On the German front the document doesn't mince its words:

With broadly stable prices over the past six months, the German economy faces substantial demand driven drag to growth. Credit growth, production, and incomes weakened considerably during 2001 and 2002, and the labor market has been coming under pressure. House prices have been falling; equity markets have adjusted more than in the other advanced economies (Charts 12a and 12b); and corporate balance sheet adjustments still have some way to go. Furthermore, banks and insurance companies are, by their own admission, undergoing the most challenging period since World War II. Thus the near-term outlook for a recovery in investment remains more clouded than in the other advanced economies. The Phillips curve analysis for Germany suggests that for mild deflation to take hold, the output gap would need to rise 1 to 2 percentage points. At the same time, the unemployment gap would have to increase by 2 percentage points. For persistent deflation, the output and employment gaps would have to increase by 2½ to 3½ percentage points. The staff’s central projection sees a widening of the output gap on the order of 1 percentage point this year because real GDP growth would remain around ½ percent. However, the unemployment rate would increase relatively modestly.

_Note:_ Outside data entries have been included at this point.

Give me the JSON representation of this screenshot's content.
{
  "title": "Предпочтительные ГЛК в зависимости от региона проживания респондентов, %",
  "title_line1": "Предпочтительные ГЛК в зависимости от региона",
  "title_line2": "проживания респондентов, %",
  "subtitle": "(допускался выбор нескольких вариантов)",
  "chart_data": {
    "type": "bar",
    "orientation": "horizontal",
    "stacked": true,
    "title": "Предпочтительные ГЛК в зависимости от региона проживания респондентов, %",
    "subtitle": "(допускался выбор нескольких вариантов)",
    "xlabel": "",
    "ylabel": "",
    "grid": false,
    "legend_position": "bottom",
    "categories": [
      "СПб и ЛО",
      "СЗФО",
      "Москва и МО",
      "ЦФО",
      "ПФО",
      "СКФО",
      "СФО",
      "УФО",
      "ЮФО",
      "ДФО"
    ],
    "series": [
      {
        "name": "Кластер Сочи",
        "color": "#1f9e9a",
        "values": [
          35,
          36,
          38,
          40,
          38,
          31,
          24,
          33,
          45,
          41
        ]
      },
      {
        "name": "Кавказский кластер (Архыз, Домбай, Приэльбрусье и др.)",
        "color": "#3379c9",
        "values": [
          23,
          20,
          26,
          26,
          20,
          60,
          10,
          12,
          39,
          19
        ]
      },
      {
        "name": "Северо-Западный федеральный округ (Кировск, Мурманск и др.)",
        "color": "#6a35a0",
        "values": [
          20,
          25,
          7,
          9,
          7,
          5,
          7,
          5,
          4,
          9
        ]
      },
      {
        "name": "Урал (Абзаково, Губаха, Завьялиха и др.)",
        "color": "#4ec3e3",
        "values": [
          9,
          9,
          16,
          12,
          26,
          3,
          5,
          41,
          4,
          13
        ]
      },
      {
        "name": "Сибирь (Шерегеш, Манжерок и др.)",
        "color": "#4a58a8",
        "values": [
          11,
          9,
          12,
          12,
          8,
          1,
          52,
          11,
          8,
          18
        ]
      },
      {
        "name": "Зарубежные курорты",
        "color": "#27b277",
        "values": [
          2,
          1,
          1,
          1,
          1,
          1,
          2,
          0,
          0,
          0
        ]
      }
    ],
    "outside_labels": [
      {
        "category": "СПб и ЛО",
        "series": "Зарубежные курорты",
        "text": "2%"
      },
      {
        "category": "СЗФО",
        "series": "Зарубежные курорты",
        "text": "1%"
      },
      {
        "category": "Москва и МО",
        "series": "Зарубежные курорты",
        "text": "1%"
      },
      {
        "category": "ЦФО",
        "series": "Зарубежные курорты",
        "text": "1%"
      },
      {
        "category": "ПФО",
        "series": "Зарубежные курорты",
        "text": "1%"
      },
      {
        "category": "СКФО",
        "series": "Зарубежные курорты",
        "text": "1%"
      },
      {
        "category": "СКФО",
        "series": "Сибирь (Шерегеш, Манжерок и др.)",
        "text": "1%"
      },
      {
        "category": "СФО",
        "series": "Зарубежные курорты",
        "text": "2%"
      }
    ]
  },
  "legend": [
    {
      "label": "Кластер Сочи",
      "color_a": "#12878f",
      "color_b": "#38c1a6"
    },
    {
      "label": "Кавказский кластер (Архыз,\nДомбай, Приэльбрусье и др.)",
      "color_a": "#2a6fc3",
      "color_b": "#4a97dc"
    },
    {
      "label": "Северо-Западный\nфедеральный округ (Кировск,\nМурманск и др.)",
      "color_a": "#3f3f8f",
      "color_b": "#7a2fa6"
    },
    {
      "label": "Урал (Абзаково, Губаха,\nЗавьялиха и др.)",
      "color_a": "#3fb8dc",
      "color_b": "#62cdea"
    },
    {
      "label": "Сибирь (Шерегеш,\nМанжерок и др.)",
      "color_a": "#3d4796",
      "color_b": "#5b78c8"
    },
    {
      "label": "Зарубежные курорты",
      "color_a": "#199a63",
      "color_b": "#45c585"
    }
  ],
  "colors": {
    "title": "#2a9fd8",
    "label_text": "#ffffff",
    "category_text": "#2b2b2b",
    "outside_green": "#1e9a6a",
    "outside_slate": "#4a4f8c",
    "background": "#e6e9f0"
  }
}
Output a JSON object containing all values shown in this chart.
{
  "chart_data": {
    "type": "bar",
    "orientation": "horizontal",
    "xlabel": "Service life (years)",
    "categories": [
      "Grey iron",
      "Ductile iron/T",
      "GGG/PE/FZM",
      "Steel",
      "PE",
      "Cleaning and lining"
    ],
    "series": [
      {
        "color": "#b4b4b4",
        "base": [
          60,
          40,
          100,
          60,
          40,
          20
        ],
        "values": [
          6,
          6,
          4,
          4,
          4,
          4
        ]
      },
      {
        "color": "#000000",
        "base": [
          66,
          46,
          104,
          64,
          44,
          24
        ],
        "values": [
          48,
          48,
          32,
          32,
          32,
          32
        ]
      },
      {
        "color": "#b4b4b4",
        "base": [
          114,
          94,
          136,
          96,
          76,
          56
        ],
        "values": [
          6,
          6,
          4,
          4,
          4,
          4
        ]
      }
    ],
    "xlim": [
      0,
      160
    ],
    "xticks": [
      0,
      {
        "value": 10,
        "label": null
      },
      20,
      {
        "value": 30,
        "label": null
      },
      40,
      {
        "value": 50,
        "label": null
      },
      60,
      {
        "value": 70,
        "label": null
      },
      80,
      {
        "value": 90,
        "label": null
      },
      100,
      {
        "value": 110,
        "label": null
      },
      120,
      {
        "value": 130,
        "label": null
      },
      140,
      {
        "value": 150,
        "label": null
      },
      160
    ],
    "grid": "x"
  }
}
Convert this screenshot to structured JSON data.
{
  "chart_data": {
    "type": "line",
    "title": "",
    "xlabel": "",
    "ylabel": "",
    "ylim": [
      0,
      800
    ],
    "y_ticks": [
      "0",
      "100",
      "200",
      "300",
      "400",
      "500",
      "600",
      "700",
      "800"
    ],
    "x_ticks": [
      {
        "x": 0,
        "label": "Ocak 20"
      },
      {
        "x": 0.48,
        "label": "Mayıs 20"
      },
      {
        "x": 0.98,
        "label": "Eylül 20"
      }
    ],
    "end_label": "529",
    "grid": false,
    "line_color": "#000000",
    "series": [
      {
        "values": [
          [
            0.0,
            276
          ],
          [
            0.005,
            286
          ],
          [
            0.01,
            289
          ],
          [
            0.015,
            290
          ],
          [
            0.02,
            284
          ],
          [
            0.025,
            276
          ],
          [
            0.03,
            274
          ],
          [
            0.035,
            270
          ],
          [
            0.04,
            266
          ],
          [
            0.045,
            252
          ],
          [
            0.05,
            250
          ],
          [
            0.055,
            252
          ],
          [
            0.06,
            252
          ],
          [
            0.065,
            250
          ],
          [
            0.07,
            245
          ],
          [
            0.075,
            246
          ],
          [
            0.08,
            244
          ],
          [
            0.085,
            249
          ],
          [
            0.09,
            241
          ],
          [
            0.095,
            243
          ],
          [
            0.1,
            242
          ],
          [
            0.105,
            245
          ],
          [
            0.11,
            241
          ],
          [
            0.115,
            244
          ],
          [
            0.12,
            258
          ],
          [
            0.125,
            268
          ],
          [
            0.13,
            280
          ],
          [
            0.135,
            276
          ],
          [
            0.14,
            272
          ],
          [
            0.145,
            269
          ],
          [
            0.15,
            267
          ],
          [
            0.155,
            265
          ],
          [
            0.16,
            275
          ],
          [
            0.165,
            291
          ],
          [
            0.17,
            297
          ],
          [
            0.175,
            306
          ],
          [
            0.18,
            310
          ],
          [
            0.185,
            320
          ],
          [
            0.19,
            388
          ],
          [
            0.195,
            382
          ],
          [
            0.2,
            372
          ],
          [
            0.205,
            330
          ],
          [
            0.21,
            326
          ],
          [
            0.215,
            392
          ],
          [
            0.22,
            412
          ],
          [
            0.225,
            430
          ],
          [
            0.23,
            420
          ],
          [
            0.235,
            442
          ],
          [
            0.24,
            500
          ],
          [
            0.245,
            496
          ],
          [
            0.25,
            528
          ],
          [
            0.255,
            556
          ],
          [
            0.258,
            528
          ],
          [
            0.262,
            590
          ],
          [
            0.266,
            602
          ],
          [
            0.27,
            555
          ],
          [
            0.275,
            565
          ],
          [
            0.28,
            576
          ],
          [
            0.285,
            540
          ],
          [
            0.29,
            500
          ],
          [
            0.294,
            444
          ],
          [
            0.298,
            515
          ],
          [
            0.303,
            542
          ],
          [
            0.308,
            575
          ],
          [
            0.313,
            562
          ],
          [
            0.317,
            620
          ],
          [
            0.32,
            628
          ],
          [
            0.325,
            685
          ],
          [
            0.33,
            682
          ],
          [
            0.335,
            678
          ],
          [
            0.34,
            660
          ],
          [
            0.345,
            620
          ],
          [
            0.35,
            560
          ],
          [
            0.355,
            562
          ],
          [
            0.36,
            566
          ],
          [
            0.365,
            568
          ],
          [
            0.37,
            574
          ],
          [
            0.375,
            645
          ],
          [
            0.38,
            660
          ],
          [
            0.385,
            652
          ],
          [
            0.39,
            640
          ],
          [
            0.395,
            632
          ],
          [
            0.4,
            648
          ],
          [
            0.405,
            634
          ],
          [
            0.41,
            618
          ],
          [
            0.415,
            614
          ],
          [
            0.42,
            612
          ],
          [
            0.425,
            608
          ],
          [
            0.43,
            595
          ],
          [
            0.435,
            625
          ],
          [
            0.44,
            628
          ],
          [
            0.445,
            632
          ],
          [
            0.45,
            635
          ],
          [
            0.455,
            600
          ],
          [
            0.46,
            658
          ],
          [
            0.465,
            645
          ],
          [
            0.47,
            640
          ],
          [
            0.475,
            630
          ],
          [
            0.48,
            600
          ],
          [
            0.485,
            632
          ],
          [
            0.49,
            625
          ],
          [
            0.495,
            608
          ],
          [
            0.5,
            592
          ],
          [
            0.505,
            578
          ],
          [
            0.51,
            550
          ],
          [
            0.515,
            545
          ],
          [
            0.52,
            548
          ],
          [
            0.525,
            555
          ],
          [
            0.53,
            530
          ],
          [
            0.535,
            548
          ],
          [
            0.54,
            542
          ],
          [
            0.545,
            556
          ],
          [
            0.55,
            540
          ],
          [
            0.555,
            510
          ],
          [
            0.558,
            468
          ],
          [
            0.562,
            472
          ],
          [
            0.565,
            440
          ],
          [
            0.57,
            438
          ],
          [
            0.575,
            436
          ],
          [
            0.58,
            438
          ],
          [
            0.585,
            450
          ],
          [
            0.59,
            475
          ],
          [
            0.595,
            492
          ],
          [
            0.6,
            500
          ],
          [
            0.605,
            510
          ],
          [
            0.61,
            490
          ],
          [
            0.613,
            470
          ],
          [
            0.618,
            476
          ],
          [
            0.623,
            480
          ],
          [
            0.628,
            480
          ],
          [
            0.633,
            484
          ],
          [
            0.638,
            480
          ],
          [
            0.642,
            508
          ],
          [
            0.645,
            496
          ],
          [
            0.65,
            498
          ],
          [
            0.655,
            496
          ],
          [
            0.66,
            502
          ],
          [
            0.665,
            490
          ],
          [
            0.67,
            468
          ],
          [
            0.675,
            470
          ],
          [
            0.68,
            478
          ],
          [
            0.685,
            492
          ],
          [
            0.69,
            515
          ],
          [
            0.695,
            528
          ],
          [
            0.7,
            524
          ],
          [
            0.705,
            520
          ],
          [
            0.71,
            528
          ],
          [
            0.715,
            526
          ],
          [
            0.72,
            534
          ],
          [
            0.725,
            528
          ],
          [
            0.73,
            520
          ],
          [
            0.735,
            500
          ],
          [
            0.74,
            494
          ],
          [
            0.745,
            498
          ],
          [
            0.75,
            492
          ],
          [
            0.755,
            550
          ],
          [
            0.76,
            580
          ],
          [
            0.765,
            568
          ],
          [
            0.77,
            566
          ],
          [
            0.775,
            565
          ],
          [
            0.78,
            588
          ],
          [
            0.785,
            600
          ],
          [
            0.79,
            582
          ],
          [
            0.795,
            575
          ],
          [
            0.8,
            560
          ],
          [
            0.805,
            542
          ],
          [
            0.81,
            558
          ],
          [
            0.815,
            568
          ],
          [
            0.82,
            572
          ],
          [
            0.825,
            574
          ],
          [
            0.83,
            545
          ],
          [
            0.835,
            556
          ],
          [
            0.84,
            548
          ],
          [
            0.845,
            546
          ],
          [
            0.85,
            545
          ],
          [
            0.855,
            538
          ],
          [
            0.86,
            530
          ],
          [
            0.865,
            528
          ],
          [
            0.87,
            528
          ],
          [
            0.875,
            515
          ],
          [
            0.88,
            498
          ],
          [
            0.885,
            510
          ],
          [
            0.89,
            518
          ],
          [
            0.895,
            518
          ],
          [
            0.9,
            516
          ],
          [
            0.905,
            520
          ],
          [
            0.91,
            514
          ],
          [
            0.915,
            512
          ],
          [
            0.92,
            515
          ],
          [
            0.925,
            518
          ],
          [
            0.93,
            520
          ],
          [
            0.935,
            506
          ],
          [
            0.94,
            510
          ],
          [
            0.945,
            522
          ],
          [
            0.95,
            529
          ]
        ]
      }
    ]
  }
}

Accordingly, the probability of mild deflation taking hold over the next year is considerable. Of course, as prices in Germany decline relative to its trading partners, particularly in the euro area, the improvement in its competitiveness will stimulate exports and investment. This may prevent expectations of falling prices from becoming entrenched. However, this mechanism is likely to operate only slowly, and can do little to remedy difficulties in financial intermediation that could develop rapidly in a deflationary environment. Unlike in other economies, the room for policy maneuver is constrained, if not absent altogether. Fiscal policy is set to become restrictive (cutting the cyclically adjusted deficit by ¾ percent of GDP this year)––in support of Germany’s commitments under the Maastricht Treaty. While monetary conditions have tightened given the euro appreciation, monetary policy may not ease significantly because of greater price pressures in Germany’s euro-area partners.